Algérie
Retro Afrik : Rachid Mekloufi, footballeur révolutionnaire
Ils ont marqué le football à leur façon et leurs performances sont encore gravées dans les esprits. A travers une série de portraits remis au goût du jour, Afrik-Foot rend hommage aux premiers ambassadeurs de tout un continent, qui ont réussi à porter haut les couleurs de l’Afrique.

Tout commence l’été 1954. Repéré par un recruteur stéphanois, un jeune et frêle joueur à peine âgé de 18 ans, arrive en France en provenance de Sétif, en Algérie. C’est le début d’une grande histoire d’amour entre deux futures légendes, Rachid Mekloufi, qui deviendra le meilleur footballeur algérien de son époque, et l’AS Saint-Etienne qui s’imposera bientôt comme le premier club français des années 60 et 70.

Lorsque Rachid Mekloufi arrive à Saint-Etienne en 1954, l’Algérie est alors un département français. Le jeune footballeur n’a jamais joué sur une pelouse avant de découvrir le stade Geoffroy-Guichard sous l’œil critique de son nouvel entraîneur, Jean Snella, vieille gloire du football français. Quelques jours plus tard, il débute son premier match en tant que meneur de jeu, inscrit trois buts et s’impose dans les cœurs Stéphanois.

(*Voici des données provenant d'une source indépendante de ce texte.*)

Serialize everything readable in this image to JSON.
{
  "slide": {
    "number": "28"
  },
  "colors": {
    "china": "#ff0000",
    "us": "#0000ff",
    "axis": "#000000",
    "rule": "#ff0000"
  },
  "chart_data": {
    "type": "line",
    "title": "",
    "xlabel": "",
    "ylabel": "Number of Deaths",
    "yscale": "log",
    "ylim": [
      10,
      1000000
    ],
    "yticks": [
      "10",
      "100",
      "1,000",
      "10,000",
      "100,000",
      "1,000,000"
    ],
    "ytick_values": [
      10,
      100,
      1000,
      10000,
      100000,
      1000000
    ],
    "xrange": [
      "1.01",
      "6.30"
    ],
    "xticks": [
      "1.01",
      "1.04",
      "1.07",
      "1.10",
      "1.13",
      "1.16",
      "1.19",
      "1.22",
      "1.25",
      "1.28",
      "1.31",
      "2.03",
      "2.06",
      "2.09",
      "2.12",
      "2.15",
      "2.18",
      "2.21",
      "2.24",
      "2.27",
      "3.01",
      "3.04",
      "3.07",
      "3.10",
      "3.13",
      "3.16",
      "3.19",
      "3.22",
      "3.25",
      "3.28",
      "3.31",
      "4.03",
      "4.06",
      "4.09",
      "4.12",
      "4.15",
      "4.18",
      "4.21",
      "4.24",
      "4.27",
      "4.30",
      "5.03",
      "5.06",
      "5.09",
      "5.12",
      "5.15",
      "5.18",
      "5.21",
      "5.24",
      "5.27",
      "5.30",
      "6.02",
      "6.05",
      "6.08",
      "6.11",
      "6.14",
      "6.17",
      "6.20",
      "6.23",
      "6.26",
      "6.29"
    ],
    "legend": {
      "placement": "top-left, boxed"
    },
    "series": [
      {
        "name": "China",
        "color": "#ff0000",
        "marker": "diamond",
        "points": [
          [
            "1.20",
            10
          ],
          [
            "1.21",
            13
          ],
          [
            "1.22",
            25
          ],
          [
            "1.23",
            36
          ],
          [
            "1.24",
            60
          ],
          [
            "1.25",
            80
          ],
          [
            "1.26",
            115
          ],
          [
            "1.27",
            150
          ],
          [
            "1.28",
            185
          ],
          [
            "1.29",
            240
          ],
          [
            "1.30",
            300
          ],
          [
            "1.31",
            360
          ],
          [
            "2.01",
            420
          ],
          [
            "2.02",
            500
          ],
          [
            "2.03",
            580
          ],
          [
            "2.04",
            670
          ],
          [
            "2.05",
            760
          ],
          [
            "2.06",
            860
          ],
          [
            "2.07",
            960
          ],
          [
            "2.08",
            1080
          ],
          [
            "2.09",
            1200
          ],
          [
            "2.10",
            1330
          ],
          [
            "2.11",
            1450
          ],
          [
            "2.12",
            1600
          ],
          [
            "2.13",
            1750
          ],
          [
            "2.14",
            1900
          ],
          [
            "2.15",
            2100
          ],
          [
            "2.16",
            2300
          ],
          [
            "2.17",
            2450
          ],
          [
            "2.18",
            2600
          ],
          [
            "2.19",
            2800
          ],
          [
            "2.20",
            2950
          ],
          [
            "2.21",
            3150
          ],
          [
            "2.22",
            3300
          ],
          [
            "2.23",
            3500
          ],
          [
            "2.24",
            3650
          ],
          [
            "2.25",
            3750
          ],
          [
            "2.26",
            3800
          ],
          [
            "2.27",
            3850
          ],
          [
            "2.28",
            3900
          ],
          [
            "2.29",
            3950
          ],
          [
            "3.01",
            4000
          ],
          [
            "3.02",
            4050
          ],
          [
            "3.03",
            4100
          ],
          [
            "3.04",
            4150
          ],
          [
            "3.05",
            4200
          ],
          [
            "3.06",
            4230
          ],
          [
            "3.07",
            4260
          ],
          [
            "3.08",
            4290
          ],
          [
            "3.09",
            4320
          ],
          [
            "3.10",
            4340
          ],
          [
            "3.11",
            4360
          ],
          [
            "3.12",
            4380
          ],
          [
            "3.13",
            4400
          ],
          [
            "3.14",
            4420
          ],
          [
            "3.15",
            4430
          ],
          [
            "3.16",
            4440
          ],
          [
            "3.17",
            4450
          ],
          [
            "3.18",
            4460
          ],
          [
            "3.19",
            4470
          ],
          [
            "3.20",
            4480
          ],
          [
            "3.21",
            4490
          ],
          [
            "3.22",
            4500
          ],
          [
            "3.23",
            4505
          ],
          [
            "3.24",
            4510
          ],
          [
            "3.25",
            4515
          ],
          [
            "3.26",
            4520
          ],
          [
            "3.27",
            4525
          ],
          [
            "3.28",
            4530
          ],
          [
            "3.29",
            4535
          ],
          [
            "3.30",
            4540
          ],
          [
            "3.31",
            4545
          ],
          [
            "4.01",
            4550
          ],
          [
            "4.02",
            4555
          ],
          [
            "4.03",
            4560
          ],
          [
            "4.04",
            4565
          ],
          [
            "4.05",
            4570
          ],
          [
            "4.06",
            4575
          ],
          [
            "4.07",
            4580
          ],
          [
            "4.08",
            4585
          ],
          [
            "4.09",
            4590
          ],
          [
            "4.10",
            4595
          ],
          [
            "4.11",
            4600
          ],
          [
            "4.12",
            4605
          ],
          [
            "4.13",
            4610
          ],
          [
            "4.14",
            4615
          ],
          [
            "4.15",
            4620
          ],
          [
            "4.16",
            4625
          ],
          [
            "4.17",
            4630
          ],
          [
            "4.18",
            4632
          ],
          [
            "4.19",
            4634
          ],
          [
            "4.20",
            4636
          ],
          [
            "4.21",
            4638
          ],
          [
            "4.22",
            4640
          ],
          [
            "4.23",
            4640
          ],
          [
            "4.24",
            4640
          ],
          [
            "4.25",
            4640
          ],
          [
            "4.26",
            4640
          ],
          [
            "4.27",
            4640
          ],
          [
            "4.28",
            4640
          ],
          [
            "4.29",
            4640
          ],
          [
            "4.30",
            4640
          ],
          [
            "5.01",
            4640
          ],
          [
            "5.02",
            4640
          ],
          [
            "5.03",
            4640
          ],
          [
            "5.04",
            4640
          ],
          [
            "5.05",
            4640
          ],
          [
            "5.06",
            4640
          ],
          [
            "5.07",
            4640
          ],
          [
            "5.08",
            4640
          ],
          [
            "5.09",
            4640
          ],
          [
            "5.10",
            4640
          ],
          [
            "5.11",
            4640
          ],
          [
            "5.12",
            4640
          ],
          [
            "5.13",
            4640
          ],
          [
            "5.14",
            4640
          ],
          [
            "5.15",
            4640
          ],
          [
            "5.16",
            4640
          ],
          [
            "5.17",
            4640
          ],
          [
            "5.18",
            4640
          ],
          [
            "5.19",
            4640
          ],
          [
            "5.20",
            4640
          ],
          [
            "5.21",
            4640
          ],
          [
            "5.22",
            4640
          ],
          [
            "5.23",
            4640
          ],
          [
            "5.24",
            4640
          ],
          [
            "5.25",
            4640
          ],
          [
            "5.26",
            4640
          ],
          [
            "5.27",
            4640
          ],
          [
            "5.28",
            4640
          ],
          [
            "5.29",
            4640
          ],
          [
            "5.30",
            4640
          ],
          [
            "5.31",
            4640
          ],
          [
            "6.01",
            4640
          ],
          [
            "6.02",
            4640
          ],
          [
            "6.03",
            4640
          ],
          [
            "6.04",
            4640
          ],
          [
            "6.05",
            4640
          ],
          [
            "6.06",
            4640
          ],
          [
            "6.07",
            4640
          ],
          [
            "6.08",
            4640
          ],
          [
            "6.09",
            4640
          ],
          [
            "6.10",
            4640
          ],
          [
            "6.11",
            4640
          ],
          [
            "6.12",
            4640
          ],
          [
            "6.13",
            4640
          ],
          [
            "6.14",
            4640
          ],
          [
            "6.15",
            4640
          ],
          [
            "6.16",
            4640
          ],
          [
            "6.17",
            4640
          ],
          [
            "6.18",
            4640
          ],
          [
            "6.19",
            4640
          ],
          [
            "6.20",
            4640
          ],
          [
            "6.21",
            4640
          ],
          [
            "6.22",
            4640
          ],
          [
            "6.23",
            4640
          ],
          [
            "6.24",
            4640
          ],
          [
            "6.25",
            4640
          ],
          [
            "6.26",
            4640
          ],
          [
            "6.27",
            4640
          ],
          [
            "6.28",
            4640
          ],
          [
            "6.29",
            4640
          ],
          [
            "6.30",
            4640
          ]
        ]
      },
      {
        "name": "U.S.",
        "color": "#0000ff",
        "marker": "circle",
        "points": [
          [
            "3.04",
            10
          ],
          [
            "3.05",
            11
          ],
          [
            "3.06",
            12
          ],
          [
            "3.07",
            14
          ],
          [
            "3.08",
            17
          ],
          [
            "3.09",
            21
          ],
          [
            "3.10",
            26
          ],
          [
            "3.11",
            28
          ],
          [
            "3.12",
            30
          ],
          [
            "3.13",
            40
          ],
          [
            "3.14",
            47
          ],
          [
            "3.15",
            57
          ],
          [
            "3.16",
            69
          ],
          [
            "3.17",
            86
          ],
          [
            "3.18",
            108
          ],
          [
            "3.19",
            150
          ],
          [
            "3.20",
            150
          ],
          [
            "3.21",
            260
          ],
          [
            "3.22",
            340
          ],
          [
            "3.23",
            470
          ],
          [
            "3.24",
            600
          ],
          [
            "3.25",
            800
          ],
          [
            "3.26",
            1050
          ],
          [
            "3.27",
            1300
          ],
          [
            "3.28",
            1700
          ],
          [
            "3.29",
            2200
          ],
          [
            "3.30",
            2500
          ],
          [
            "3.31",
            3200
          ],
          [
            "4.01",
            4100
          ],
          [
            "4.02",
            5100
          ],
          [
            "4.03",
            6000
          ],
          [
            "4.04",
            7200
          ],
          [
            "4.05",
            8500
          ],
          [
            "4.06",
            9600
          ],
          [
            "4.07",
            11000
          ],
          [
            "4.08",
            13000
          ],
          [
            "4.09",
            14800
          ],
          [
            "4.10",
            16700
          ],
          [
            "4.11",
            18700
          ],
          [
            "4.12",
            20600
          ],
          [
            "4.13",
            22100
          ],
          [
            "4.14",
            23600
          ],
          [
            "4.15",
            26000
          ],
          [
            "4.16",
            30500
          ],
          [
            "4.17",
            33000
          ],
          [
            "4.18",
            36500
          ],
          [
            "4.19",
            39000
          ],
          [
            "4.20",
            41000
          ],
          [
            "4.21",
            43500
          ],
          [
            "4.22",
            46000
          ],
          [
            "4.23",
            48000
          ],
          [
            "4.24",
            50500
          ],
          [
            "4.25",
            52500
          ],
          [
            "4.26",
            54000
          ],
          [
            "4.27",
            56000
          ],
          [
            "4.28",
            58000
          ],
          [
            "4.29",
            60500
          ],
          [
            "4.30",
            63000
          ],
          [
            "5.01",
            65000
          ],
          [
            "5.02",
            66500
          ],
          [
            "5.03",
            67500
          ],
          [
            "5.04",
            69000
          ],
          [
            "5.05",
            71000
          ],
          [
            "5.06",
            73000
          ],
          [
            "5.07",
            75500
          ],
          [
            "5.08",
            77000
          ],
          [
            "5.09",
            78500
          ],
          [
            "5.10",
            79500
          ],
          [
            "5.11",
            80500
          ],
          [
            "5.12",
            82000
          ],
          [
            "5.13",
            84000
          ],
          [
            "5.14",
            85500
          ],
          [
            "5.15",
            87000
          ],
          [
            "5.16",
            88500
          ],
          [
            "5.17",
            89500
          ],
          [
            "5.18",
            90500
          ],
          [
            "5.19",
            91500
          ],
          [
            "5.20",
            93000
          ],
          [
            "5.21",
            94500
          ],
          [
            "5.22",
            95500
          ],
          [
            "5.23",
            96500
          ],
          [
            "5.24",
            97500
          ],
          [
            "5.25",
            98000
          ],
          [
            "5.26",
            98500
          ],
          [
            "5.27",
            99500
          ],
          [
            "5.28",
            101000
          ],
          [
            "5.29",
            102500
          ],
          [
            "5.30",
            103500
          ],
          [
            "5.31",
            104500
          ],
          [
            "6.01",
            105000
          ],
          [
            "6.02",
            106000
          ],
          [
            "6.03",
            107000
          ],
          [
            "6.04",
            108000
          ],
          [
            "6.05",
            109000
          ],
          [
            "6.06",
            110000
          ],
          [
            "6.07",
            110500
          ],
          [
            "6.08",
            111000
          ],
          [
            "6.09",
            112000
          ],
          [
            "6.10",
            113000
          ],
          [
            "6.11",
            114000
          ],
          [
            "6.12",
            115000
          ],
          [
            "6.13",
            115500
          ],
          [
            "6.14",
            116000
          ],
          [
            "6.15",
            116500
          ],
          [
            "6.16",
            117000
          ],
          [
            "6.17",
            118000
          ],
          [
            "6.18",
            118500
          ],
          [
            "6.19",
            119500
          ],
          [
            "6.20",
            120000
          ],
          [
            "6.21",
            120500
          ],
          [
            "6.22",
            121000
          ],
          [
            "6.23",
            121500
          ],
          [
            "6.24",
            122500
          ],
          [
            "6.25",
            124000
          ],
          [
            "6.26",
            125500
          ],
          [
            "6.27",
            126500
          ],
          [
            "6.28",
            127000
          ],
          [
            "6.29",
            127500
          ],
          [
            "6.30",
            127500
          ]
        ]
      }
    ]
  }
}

Il partage l’attaque des Verts avec Eugène N’Jo Léa, devenu par la suite diplomate au Cameroun, et, en 1956-1957, ils offrent à l’AS Saint-Etienne (ASSE) son premier titre de champion de France en marquant 54 buts à eux deux ! Puis la saison suivante, c’est le premier match de coupe d’Europe des Verts, en Ecosse à Ibrox Park, l’antre des Glasgow Rangers, et c’est Rachid qui ouvre le score, marquant le premier but européen de Saint-Etienne.

Le pays avant tout

1958, la Guerre d’Algérie bat son plein, une douzaine de joueurs algériens, dont Rachid Melkoufi, quittent la France pour rejoindre la Tunisie où s’est installé le FLN (Front de Libération National algérien). Pendant quatre ans, jusqu’en 1962, ils seront les meilleurs représentants de leur pays à l’extérieur. Durant cette période, faite de matchs amicaux et de tournées dans les pays amis, l’équipe du FLN deviendra un emblème de l’indépendance.

Celle-ci acquise, Rachid Mekloufi va rejoindre Saint-Etienne, le club de son cœur avec qui il était toujours sous contrat. Mais pour avoir joué dans l’équipe du FLN, Mekloufi ne put revenir en France immédiatement. Il fut donc engagé au Servette de Genève, dont l’entraîneur était l’ancien Stéphanois, Jean Snella. Il put ainsi faire une période de transition avant de revenir en France. Au Servette, il apporta un titre de champion suisse.

C’est en décembre 1962, dans un climat tendu, qu’il rejouera son premier match avec les Verts, premier ballon, premier gri-gri, le public est (re)conquis et fête avec joie le retour de son idole. L’année suivante, nouveau titre de champion de France, Rachid joue désormais milieu de terrain, organise davantage le jeu pour ses jeunes partenaires, Herbin, Larqué ou Revelli. Saison 1966-67, c’est la consécration pour l’enfant de Sétif qui remporte son troisième titre de champion et est sacré meilleur joueur du championnat de France. Nouveau titre en 1967-68 et pour son dernier match sous le maillot vert, en finale de la Coupe de France face à Bordeaux, Mekloufi réalise un doublé (victoire de Saint-Etienne 2 à 1). Puis il quitte les Verts qui vont le remplacer par un certain Salif Keita.

Du joueur au Président

Ses dernières années de footballeur, Rachid Mekloufi va les passer à Bastia, en Corse, où il devient entraîneur-joueur. Une nouvelle expérience qui lui servira ensuite puisqu’il deviendra sélectionneur de l’équipe nationale d’Algérie (remportant les Jeux méditerranéens en 1975) et qu’il fut surtout un des deux entraîneurs de la grande équipe d’Algérie de 1982 qui terrassa l’Allemagne grâce à deux buts de Rabah Madjer et Lakhdar Belloumi avant d’être éliminée suite à un match pipé entre l’Allemagne et l’Autriche. Enfin, il fut brièvement Président de la Fédération algérienne de football en 1988 et travaille maintenant au sein de la Confédération africaine de football. Une carrière bien remplie pour celui qui restera à jamais l’enfant prodige de Sétif et Saint-Etienne.